Yüzüme boş boş baktı bir süre. Bence de boş bir soruydu. İsmi boş olan insandan dolu sorular beklemeyin abi. Yine de böyle boş bakışlar beni aptal gibi gösteriyor. Ne sordum lan ben diye dakikalarca düşünüyorum.
"Yok," dedi nihayet. Sonra da "takım elbise giymekten nefret ediyorum," diye ekledi. Başımı olumlu anlamda salladım. Haklı. Ben olsam ben de sevmediğim şeyi hunharca yırtıp atmak isterdim.
"Anladım," dedim başımı sallamaya devam ederek. Gayet makul sebepleri var bence. Kabul etmekten öteye geçemiyordum. Fakat bu durumda gerçekten kemerden sonra pantolonu da çıkaracakmış demek ki. Ucuz kurtuldum iyi mi?
"Keşke, her gün giydiğim siyah sweatshirt ve siyah pantolonumu giyip gelseydim," dediğinde yüzümü buruşturdum. Iyy! Şaka yaptı herhalde?
"Her gün mü giyiyorsun?" Nasıl da açıkça tepki verdim ama? Bu sahneyi o ayarladı. Yoksa yine içimden konuşurdum."Evet," dedi gayet sıradan bir şeymişçesine. Ortadaki garipliği sezen tek kişi ben miyim? İnsan her gün aynı şeyi nasıl giyer? İki gün giysem kokuyor. Yüzüme anlamamış bir şekilde bakarken sonunda anladı ve afallayarak yüzünü buruşturdu.

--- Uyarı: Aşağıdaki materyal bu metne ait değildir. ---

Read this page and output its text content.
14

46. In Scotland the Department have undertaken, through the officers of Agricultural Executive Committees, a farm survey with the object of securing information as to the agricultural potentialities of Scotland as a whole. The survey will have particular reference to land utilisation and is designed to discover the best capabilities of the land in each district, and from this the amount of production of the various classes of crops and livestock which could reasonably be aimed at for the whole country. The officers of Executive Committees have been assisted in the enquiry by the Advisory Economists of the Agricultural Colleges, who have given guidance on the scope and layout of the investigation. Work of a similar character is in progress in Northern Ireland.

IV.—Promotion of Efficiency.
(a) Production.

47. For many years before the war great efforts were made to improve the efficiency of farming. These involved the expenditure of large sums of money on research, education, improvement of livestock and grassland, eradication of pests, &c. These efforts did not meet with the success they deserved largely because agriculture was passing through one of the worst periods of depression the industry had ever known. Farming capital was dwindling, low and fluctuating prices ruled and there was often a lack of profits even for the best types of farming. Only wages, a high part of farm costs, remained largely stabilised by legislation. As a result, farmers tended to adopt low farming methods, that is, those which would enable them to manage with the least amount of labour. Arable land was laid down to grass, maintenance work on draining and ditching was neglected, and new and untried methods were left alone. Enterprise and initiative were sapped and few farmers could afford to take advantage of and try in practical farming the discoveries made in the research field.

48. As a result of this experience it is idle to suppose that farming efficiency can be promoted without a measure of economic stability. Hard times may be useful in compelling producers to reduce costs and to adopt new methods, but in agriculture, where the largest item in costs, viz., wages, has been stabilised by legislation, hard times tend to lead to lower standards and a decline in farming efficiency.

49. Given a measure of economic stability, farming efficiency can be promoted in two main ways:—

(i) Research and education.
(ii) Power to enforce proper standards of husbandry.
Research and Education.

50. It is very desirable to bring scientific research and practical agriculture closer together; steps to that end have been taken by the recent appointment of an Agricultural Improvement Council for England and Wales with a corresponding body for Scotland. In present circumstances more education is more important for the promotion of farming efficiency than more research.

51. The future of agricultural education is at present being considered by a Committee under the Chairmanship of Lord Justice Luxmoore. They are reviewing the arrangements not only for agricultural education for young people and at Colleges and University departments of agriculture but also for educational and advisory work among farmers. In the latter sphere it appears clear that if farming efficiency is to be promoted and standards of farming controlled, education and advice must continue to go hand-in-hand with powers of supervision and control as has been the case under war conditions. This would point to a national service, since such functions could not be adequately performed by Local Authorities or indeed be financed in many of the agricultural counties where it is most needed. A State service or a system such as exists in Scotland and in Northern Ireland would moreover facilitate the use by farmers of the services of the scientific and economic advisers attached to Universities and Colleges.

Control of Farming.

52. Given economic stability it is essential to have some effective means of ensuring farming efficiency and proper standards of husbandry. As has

"Ah, aklından ne geçiyor senin? 231 tane siyah sweatshirtüm, 137 tane de siyah pantolonum var benim," dedi. Öyle güzel afalladı ki ben de istemeden onu taklit ettim ve sırasıyla ağzımı açtım, yüzümü buruşturdum ve şaşkınca baktım.
Alaylı bir gülüş attı, içim eridi. Gülüşü gerçekten güzelmiş be bu çocuğun. Gülüş güzel olur mu, oluyormuş işte. Her ne kadar her gün aynı şeyi giyse de gülüş için sevilir bence. Yani sevmek için bir gülücük yeterli.
❄️
Aradan çok geçmedi ki yine sessizlik bozuldu dostlarım. İçeride iki kişi olunca insan çok da sessiz kalamıyor hani. Yani ben ve başkası olsa belki olurdu ama bu çocukla asla olmuyor. İçinde hani bir avuç kurt var demiştim ya ondan vazgeçtim. Bence pire var. Böyle sürekli ısırıyorlar sanki.
"İntihar mı edecektin?"
Dondum kaldım. Evet her şeyi sorabilir ama nasıl bu soru? Nasıl aklına geldi? Alnımda mı yazıyor yoksa? Yüzüm bembeyaz kesildi, hayır yüzümü görmüyorum ama kanım çekildi yani oradan anlıyorum. Boğazım kurudu. Ellerim üşüdü bi titredim. Dudaklarımı ıslattım. Zaman kazanmak için mi, saçmalamamak için mi, afili bir yalan için mi? Hepsi için aslında. Dudaklarımı ıslattım ve kendimi topladım. Böyle direkt sorunca tüylerim bile diken diken olmuş hep bir ağızdan cırt sesleri ile bağırıyorlardı sanki.
"İntihar mı edecektin? Seni beceriksiz. Ne intiharı kız? Ölüm masrafını kim karşılayacak? Cenazene kim gelecek? Ölmek kolay mı hem? Hadi sakat kalırsan? Kim bakacak yavrum kiiim?"
Bileğimin üstündeki tüylere bakıp sinirle düzelttim.
"Ne alakası var?"
Tüylere olan sinirimi ondan çıkardığımda devam etti.
"Haklıyım değil mi? İntihar edecektin. Tepkine bakılırsa kesinlikle haklıyım. Vay be! Kader ortağım benim, yoldaşım."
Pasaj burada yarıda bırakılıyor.